Do you have a link about this. My understanding was CS5 doesn't do processing in the graphics card, though I know it's certainly possible to. I'm just curious to read about it if it does.
 

holme73

macrumors newbie
Original poster
Aug 22, 2011
9
0
Thanks for the feedback. I'll look at the stock server model and upgrade to 8gb. Sounds like it'll be more than powerful enough and be good for a few years to come.
 

accessoriesguy

macrumors 6502a
Jul 8, 2011
891
0
Thanks for the feedback. I'll look at the stock server model and upgrade to 8gb. Sounds like it'll be more than powerful enough and be good for a few years to come.

you can get the higher end mini, upgrade it for $100 to 2.7 i7 for $899, its cheaper and more powerful. You would also get that much nicer GPU, i know a lot of people say that unless you plan on using them there is no point. But in reality all laptops are getting GPU's now a days and they are being more and more useful and can actually can help processor functions. It's not a bad investment, since things always get graphically more intense.

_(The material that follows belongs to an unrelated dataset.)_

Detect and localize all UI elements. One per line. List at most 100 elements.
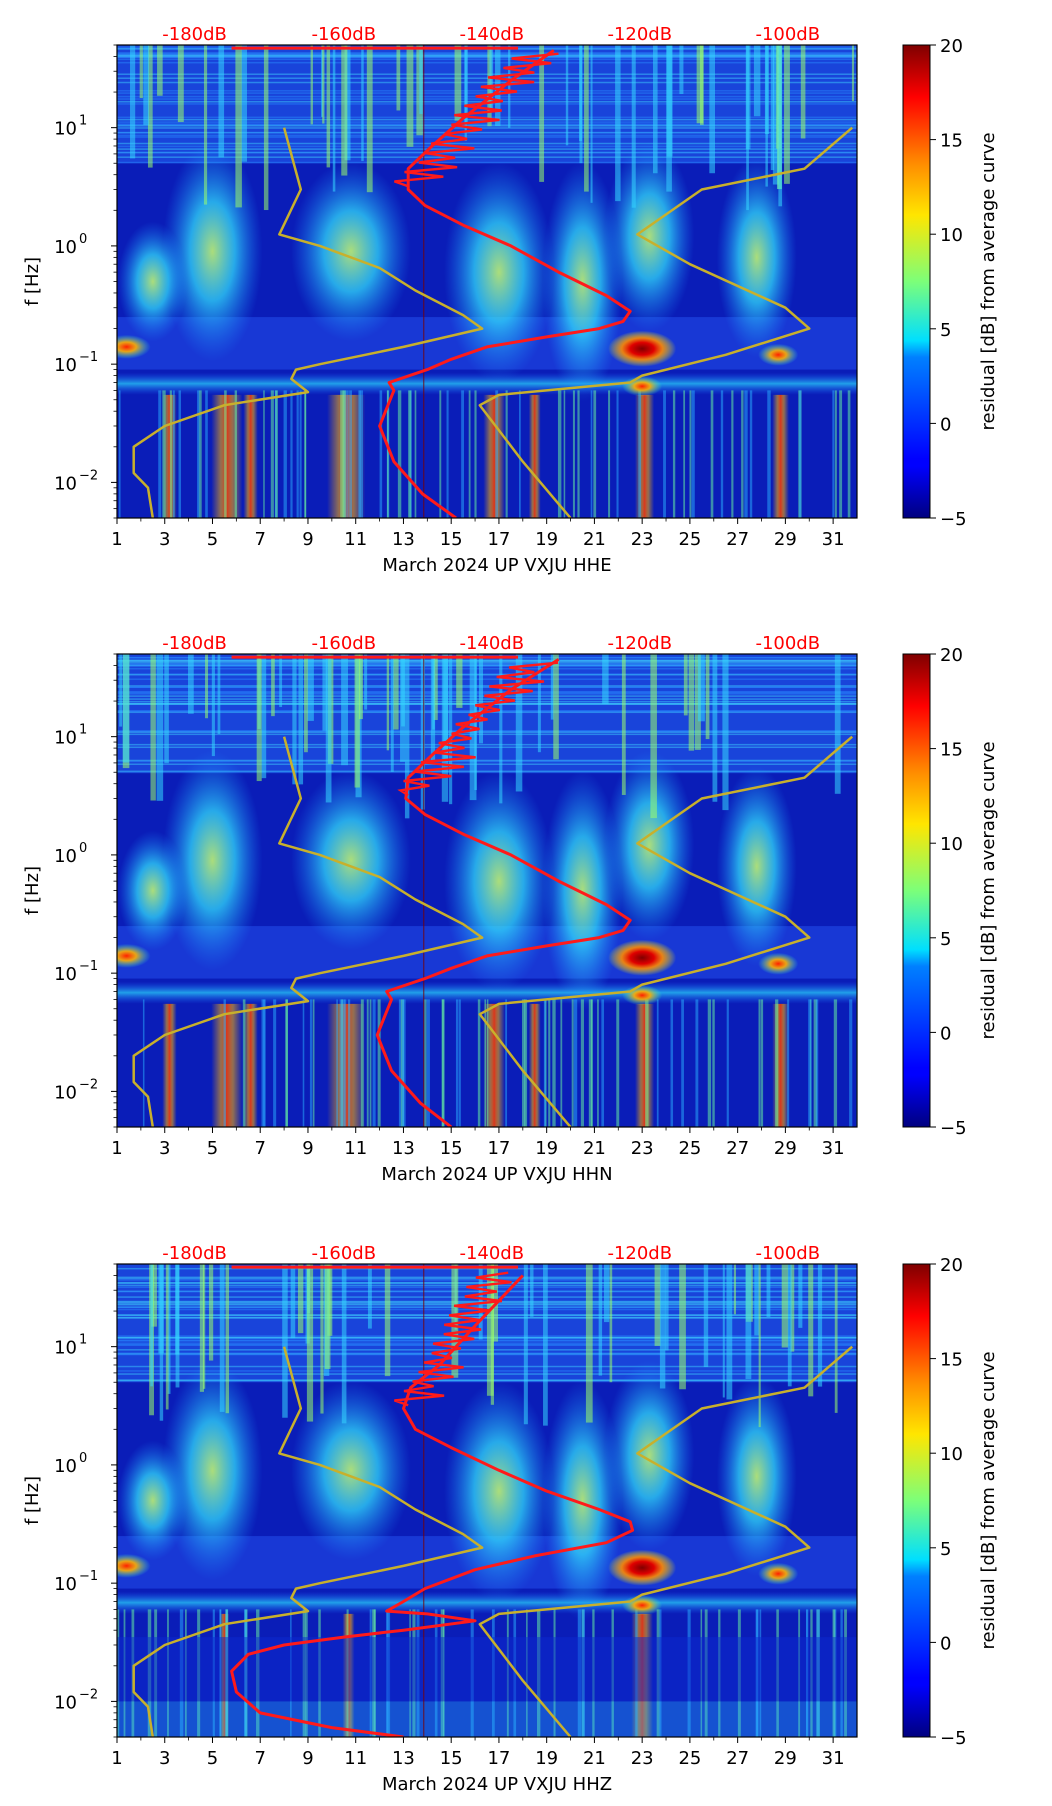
spectral-line xyxy=(117,55,857,57)
heatmap-area xyxy=(117,45,857,518)
x-axis-label: March 2024 UP VXJU HHE xyxy=(382,555,611,576)
lp-streak xyxy=(813,999,818,1127)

if we are just starting to stream low level HD content now, imagine how things will be in the future? plus you could always get into 3D design too :p
 

Mr.C

macrumors 603
Apr 3, 2011
5,444
1,437
London, UK.
you can get the higher end mini, upgrade it for $100 to 2.7 i7 for $899, its cheaper and more powerful. You would also get that much nicer GPU, i know a lot of people say that unless you plan on using them there is no point. But in reality all laptops are getting GPU's now a days and they are being more and more useful and can actually can help processor functions. It's not a bad investment, since things always get graphically more intense.

if we are just starting to stream low level HD content now, imagine how things will be in the future? plus you could always get into 3D design too :p

I don't know why on earth you made those assumptions as they are wrong. The 2.7 i7 is a dual core CPU where as the server model has a 2.0 quad core CPU which is more powerful. Not to mention a dedicated GPU is not always needed. It all depends on ones uses and whether they are GPU intensive or CPU intensive. Streaming HD content doesn't typically need a dedicated GPU either. All in all what you said doesn't make sense.